Abstract

The article discusses the meaning of the poem The Book of the Duchess by Geoffrey Chaucer, which is considered as a multi-layered structure. Traditionally popular topics in Chaucerian studies related to this work are those that involve discussion of questions about the validity of the publishers’ choice of one of the surviving titles for the poem, about the correlation of the images of the main characters, including the Dreamer, in the plot and narrative, about the motivation for the two-part type of composition (The Proemium and The Dream) and the function of using in the plot of the retelling from Ovid’s Metamorphoses (the story of Ceyx and Alcyone), and finally, about the connection of this retelling with the “Boethian” poems of Guillaume de Machaut. The author of the article consistently touches on the essence of the listed issues, in order to finally present his own concept of the form and meaning of Chaucer’s early poem. In particular, the primacy of the image of the lady lost by the knight is questioned.

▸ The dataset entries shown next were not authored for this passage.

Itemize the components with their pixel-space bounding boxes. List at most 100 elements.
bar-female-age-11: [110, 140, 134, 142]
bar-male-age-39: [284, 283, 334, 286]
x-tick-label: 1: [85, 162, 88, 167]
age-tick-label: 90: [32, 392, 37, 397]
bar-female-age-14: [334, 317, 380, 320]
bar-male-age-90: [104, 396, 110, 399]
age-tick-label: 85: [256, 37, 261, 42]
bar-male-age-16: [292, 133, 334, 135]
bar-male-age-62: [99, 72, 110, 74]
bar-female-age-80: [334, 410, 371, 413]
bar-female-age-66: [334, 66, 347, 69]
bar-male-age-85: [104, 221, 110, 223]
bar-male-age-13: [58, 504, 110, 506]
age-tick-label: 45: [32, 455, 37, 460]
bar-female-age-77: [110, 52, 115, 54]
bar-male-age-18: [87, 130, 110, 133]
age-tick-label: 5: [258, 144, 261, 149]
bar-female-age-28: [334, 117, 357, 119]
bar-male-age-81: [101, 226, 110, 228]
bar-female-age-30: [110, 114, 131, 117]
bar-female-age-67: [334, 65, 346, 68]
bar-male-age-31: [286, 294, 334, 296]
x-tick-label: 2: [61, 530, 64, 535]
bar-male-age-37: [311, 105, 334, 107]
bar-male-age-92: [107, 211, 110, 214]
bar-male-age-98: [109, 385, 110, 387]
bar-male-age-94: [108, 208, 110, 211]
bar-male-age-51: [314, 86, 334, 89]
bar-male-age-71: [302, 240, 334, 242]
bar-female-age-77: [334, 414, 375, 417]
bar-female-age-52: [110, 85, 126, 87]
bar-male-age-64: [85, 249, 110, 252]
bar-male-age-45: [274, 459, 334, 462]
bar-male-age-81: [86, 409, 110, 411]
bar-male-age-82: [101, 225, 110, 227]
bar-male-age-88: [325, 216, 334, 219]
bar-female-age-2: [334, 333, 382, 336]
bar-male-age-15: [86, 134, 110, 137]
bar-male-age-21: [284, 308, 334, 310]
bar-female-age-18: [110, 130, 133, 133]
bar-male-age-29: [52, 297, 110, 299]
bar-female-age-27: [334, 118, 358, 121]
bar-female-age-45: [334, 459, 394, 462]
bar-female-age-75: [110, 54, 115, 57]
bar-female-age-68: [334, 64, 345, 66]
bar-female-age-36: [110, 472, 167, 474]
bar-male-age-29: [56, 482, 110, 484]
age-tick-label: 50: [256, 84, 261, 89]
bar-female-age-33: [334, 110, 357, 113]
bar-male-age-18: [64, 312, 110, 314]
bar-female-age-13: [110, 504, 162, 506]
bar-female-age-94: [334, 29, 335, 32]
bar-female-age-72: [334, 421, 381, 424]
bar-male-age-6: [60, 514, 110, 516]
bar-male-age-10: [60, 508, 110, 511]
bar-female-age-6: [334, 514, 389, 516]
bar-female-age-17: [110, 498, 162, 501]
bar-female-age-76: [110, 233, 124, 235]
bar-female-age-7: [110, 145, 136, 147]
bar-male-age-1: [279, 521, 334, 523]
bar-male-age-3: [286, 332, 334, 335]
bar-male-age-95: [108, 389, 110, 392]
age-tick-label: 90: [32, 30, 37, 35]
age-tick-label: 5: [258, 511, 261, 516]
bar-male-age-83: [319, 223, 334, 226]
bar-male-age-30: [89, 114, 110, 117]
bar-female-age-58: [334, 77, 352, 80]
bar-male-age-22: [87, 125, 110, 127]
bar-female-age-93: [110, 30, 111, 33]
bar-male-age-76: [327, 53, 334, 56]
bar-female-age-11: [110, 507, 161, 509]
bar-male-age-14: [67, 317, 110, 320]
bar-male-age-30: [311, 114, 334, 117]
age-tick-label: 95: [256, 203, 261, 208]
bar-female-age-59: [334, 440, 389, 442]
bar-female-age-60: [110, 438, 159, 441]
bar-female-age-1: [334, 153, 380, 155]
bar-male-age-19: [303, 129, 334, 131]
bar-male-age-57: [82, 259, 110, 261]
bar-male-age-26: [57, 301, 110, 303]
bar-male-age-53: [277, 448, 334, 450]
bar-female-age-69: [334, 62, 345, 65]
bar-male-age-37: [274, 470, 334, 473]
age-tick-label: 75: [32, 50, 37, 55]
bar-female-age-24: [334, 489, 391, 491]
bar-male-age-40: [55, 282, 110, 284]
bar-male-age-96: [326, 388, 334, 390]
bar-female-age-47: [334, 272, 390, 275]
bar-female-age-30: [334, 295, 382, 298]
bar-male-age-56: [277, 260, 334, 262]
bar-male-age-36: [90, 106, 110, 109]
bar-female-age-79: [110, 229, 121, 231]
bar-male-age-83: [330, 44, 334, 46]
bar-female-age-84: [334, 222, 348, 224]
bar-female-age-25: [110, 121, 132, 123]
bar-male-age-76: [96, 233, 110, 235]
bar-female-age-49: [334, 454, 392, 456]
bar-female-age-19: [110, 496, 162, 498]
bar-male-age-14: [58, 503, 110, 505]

The author of the article proposes to consider the structure of the work as a voluminous, multi-layered object, under the outer layer of which (the praising of the queen stolen by Fortune, whose prototype was Blanche the Duchess of Lancaster) there is a layer with a focus on the complaining knight (and the implicit function inherent in the elements of this layer of praising this knight for his courtliness, education, and qualities of a lover), which, in turn, hides the third layer, the semantic core of which is in the theme of Chaucer’s own competition with Guillaume de Machaut and Ovid in the realm of poetic fantasies.